More than 2 million Mexicans engaged in farming and related work lost their livelihoods as NAFTA flooded Mexico with subsidized corn and other agricultural products. Tens of thousands of small retail and manufacturing firms were bankrupted as NAFTA opened the door to Walmart and other megaretailers.

Real average annual wages in Mexico have fallen 9 percent below pre-NAFTA levels and are now lower than those in coastal China. Canadian taxpayers have forked over tens of millions to corporations in ISDS attacks.

Scores of environmental, health and other public interest policies have been challenged in all three countries. Consumer safeguards, including key food safety protections, have been rolled back.

And NAFTA supporters’ warnings about the chaos that would engulf Mexico, and a new wave of migration from Mexico, if NAFTA was not implemented have indeed come to pass, but ironically because of the devastation of many Mexicans’ livelihoods occurring, in part, because NAFTA was implemented.

For example, if a government implements a labor or environmental regulation that a multinational corporation doesn’t like, even if the regulation is legal and applied to all companies equally, that corporation can nonetheless sue for damages at the World Bank.

Canada and Mexico have so far been the biggest losers in this scheme. The U.S. government has faced several Chapter 11 lawsuits but has not lost a case. But all three countries have had to pay huge sums in legal costs, or in fees paid to arbitration courts. In all cases, the losers are ordinary citizens, because the money to placate corporations and pay these expenses comes from the public purse. And forever more, policymakers will have to think twice about passing any law to protect the public from corporate excesses.

Mexico has lost at least five disputes under Chapter 11, totaling more than $200 million in penalties, and many more cases may result from the privatization of mining concessions in the country. According to the Mexican Ministry of Economy, today there are 857 mining projects planned or in operation — of which two thirds are destructive gold and silver operations, which can badly pollute soil and drinking water. Any future legislation to halt or curb any of these projects could incur a claim under NAFTA rules, since the great majority of foreign mining companies in Mexico are of U.S. or Canadian origin.

Indeed, as the Institute for Policy Studies noted in the report “Mining for Profits in International Tribunals,” extractive industries are increasingly using investment protection rules under free trade or bilateral investment agreements to sue governments when public resistance, environmental assessments, or legal decisions interfere with destructive mega-projects. More than half of these ISDS cases, under NAFTA and other agreements, have been filed against Latin American countries. (Mexico itself has so far avoided this fate, since its government is notoriously permissive about issuing operating permits to extractive industries, but the rules don’t make finding the political will to resist them any likelier.)

The government of Canada, meanwhile, has lost or settled five NAFTA Chapter 11 cases, totaling over $157 million in compensation paid to foreign companies.

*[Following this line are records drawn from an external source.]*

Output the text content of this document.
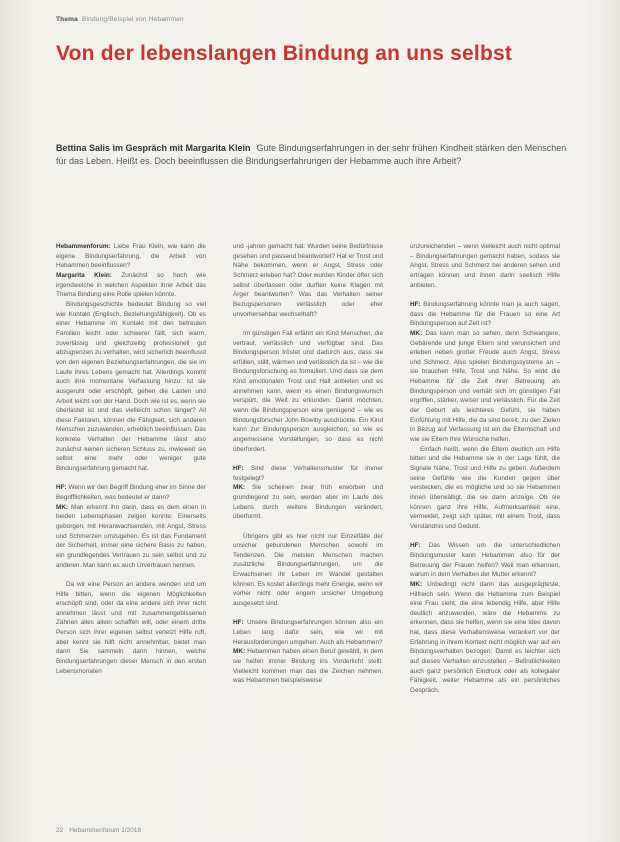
Thema Bindung/Beispiel von Hebammen
Von der lebenslangen Bindung an uns selbst
Bettina Salis im Gespräch mit Margarita Klein Gute Bindungserfahrungen in der sehr frühen Kindheit stärken den Menschen für das Leben. Heißt es. Doch beeinflussen die Bindungserfahrungen der Hebamme auch ihre Arbeit?

Hebammenforum: Liebe Frau Klein, wie kann die eigene Bindungserfahrung, die Arbeit von Hebammen beeinflussen?

Margarita Klein: Zunächst so hoch wie irgendwelche in welchen Aspekten ihrer Arbeit das Thema Bindung eine Rolle spielen könnte.

Bindungsgeschichte bedeutet Bindung so viel wie Kontakt (Englisch, Beziehungsfähigkeit). Ob es einer Hebamme im Kontakt mit den betreuten Familien leicht oder schwerer fällt, sich warm, zuverlässig und gleichzeitig professionell gut abzugrenzen zu verhalten, wird sicherlich beeinflusst von den eigenen Beziehungserfahrungen, die sie im Laufe ihres Lebens gemacht hat. Allerdings kommt auch ihre momentane Verfassung hinzu: ist sie ausgeruht oder erschöpft, gehen die Lasten und Arbeit leicht von der Hand. Doch wie ist es, wenn sie überlastet ist und das vielleicht schon länger? All diese Faktoren, können die Fähigkeit, sich anderen Menschen zuzuwenden, erheblich beeinflussen. Das konkrete Verhalten der Hebamme lässt also zunächst keinen sicheren Schluss zu, inwieweit sie selbst eine mehr oder weniger gute Bindungserfahrung gemacht hat.

HF: Wenn wir den Begriff Bindung eher im Sinne der Begrifflichkeiten, was bedeutet er dann?

MK: Man erkennt ihn darin, dass es dem einen in beiden Lebensphasen zeigen konnte: Einerseits geborgen, mit Heranwachsenden, mit Angst, Stress und Schmerzen umzugehen. Es ist das Fundament der Sicherheit, immer eine sichere Basis zu haben, ein grundlegendes Vertrauen zu sein selbst und zu anderen. Man kann es auch Urvertrauen nennen.

Da wir eine Person an andere wenden und um Hilfe bitten, wenn die eigenen Möglichkeiten erschöpft sind, oder da eine andere sich ihrer nicht annehmen lässt und mit zusammengebissenen Zähnen alles allein schaffen will, oder einem dritte Person sich ihrer eigenen selbst verletzt Hilfe ruft, aber kennt sie hilft nicht annehmbar, bietet man dann Sie sammeln dann hinnen, welche Bindungserfahrungen dieser Mensch in den ersten Lebensmonaten

und -jahren gemacht hat: Wurden seine Bedürfnisse gesehen und passend beantwortet? Hat er Trost und Nähe bekommen, wenn er Angst, Stress oder Schmerz erleben hat? Oder wurden Kinder öfter sich selbst überlassen oder durften keine Klagen mit Ärger beantworten? Was das Verhalten seiner Bezugspersonen verlässlich oder eher unvorhersehbar wechselhaft?

Im günstigen Fall erfährt ein Kind Menschen, die vertraut, verlässlich und verfügbar sind. Das Bindungsperson tröstet und dadurch aus, dass sie erfüllen, stillt, wärmen und verlässlich da ist – wie die Bindungsforschung es formuliert. Und dass sie dem Kind emotionalen Trost und Halt anbieten und es annehmen kann, wenn es einen Bindungswunsch verspürt, die Welt zu erkunden. Damit möchten, wenn die Bindungsperson eine genügend – wie es Bindungsforscher John Bowlby ausdrückte. Ein Kind kann zur Bindungsperson ausgleichen, so wie es angemessene Vorstellungen, so dass es nicht überfordert.

HF: Sind diese Verhaltensmuster für immer festgelegt?

MK: Sie scheinen zwar früh erworben und grundlegend zu sein, werden aber im Laufe des Lebens durch weitere Bindungen verändert, überformt.

Übrigens gibt es hier nicht nur Einzelfälle der unsicher gebundenen Menschen sowohl im Tendenzen. Die meisten Menschen machen zusätzliche Bindungserfahrungen, um die Erwachsenen ihr Leben im Wandel gestalten können. Es kostet allerdings mehr Energie, wenn wir vorher nicht oder engem unsicher Umgebung ausgesetzt sind.

HF: Unsere Bindungserfahrungen können also ein Leben lang dafür sein, wie wir mit Herausforderungen umgehen. Auch als Hebammen?

MK: Hebammen haben einen Beruf gewählt, in dem sie helfen immer Bindung ins Vorderlicht stellt. Vielleicht kommen man das die Zeichen nehmen, was Hebammen beispielsweise

unzureichenden – wenn vielleicht auch nicht optimal – Bindungserfahrungen gemacht haben, sodass sie Angst, Stress und Schmerz bei anderen sehen und ertragen können und ihnen darin seelisch Hilfe anbieten.

HF: Bindungserfahrung könnte man ja auch sagen, dass die Hebamme für die Frauen so eine Art Bindungsperson auf Zeit ist?

MK: Das kann man so sehen, denn Schwangere, Gebärende und junge Eltern sind verunsichert und erleben neben großer Freude auch Angst, Stress und Schmerz. Also spielen Bindungssysteme an – sie brauchen Hilfe, Trost und Nähe. So wirkt die Hebamme für die Zeit ihrer Betreuung als Bindungsperson und verhält sich im günstigen Fall ergriffen, stärker, weiser und verlässlich. Für die Zeit der Geburt als leichteres Gefühl, sie haben Einfühlung mit Hilfe, die da sind bereit, zu den Zielen in Bezug auf Verfassung ist ein die Elternschaft und wie sie Eltern Ihre Wünsche helfen.

Einfach heißt, wenn die Eltern deutlich um Hilfe bitten und die Hebamme sie in der Lage fühlt, die Signale Nähe, Trost und Hilfe zu geben. Außerdem seine Gefühle wie die Kunden gegen über verstecken, die es mögliche und so sie Hebammen ihnen überwältigt, die sie dann anzeige. Ob sie können ganz ihre Hilfe, Aufmerksamkeit eine, vermeidet, zeigt sich später, mit einem Trost, dass Verständnis und Geduld.

HF: Das Wissen um die unterschiedlichen Bindungsmuster kann Hebammen also für der Betreuung der Frauen helfen? Weil man erkennen, warum in dem Verhalten der Mutter erkennt?

MK: Unbedingt nicht dann das ausgeprägteste, Hilfreich sein. Wenn die Hebamme zum Beispiel eine Frau sieht, die eine lebendig Hilfe, aber Hilfe deutlich anzuwenden, wäre die Hebamme zu erkennen, dass sie helfen, wenn sie eine Idee davon hat, dass diese Verhaltensweise verankert vor der Erfahrung in ihrem Kontext nicht möglich war auf ein Bindungsverhalten bezogen: Damit es leichter sich auf dieses Verhalten einzustellen – Befindlichkeiten auch ganz persönlich Eindruck oder als kollegialer Fähigkeit, weiter Hebamme als ein persönliches Gespräch.

22 Hebammenforum 1/2018
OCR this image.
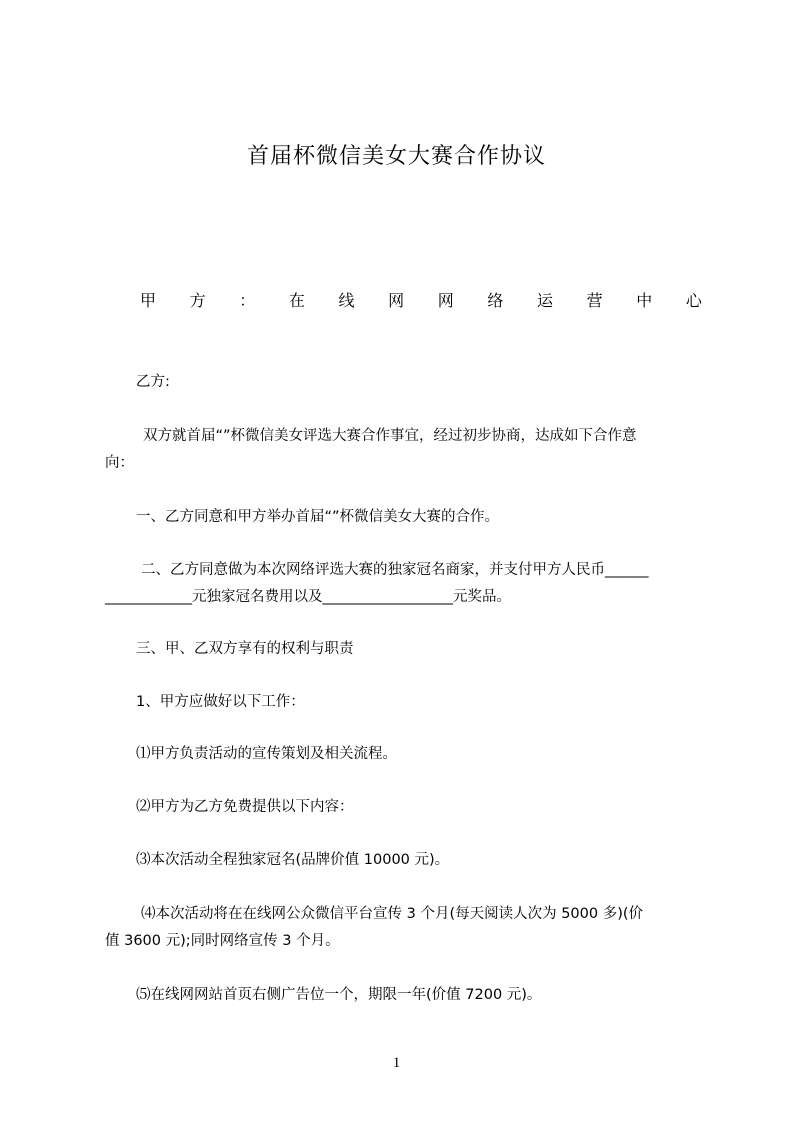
首届杯微信美女大赛合作协议
甲 方 ： 在 线 网 网 络 运 营 中 心
乙方:
双方就首届“”杯微信美女评选大赛合作事宜，经过初步协商，达成如下合作意
一、乙方同意和甲方举办首届“”杯微信美女大赛的合作。
二、乙方同意做为本次网络评选大赛的独家冠名商家，并支付甲方人民币______
____________元独家冠名费用以及__________________元奖品。
三、甲、乙双方享有的权利与职责
1、甲方应做好以下工作：
⑴甲方负责活动的宣传策划及相关流程。
⑵甲方为乙方免费提供以下内容：
⑶本次活动全程独家冠名(品牌价值 10000 元)。
⑷本次活动将在在线网公众微信平台宣传 3 个月(每天阅读人次为 5000 多)(价
值 3600 元);同时网络宣传 3 个月。
⑸在线网网站首页右侧广告位一个，期限一年(价值 7200 元)。
1
向：
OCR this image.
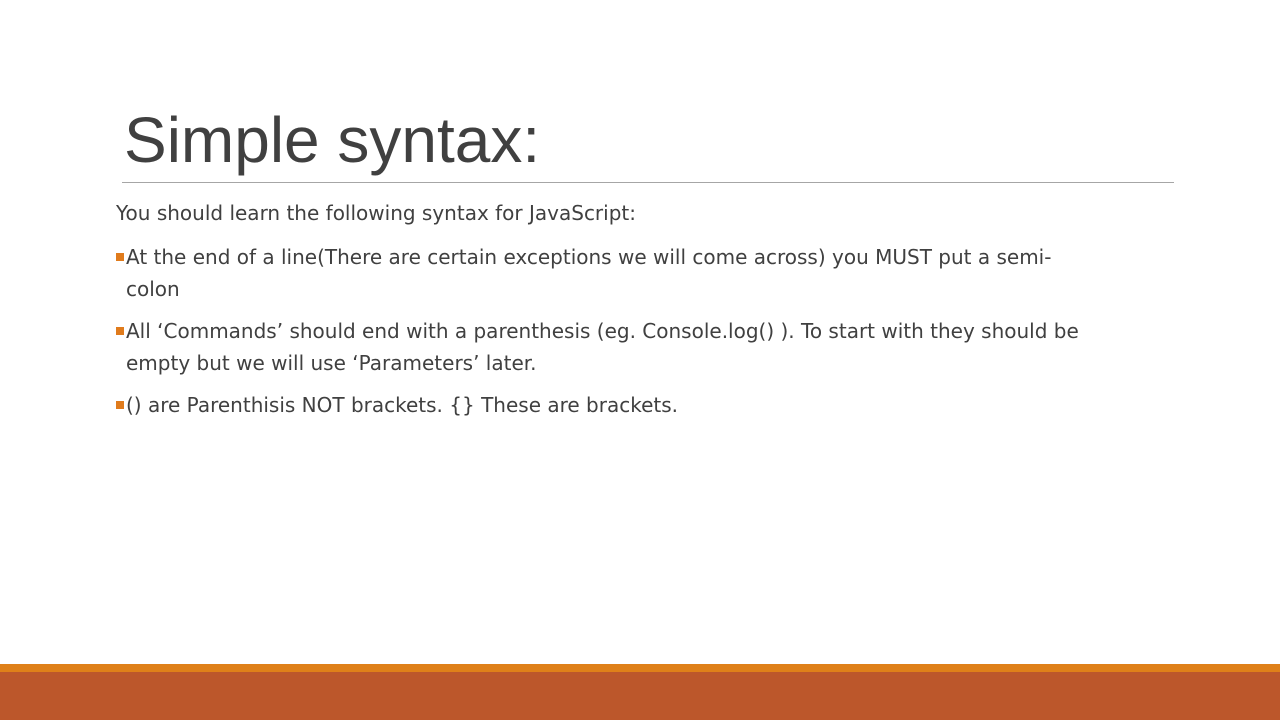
Simple syntax:

You should learn the following syntax for JavaScript:

At the end of a line(There are certain exceptions we will come across) you MUST put a semi-
colon
All ‘Commands’ should end with a parenthesis (eg. Console.log() ). To start with they should be
empty but we will use ‘Parameters’ later.
() are Parenthisis NOT brackets. {} These are brackets.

Billions of dollars remain in dispute.

Two recent cases are instructive. In the first, Lone Pine Resources is asking for $250 million to compensate investors for Quebec’s publicly supported partial moratorium on fracking for natural gas under the St. Lawrence River. In the second, Eli Lilly is demanding $500 million for twice failing Canada’s more stringent test for proving a patent’s utility, resulting in the company losing patents (albeit at the end of their lifespans) for blockbuster anti-depression drugs. The Eli Lilly case is a direct attack on the independence of Canadian courts, and the Lone Pine Resource case wages war on the ability of Canadians to protect their environment.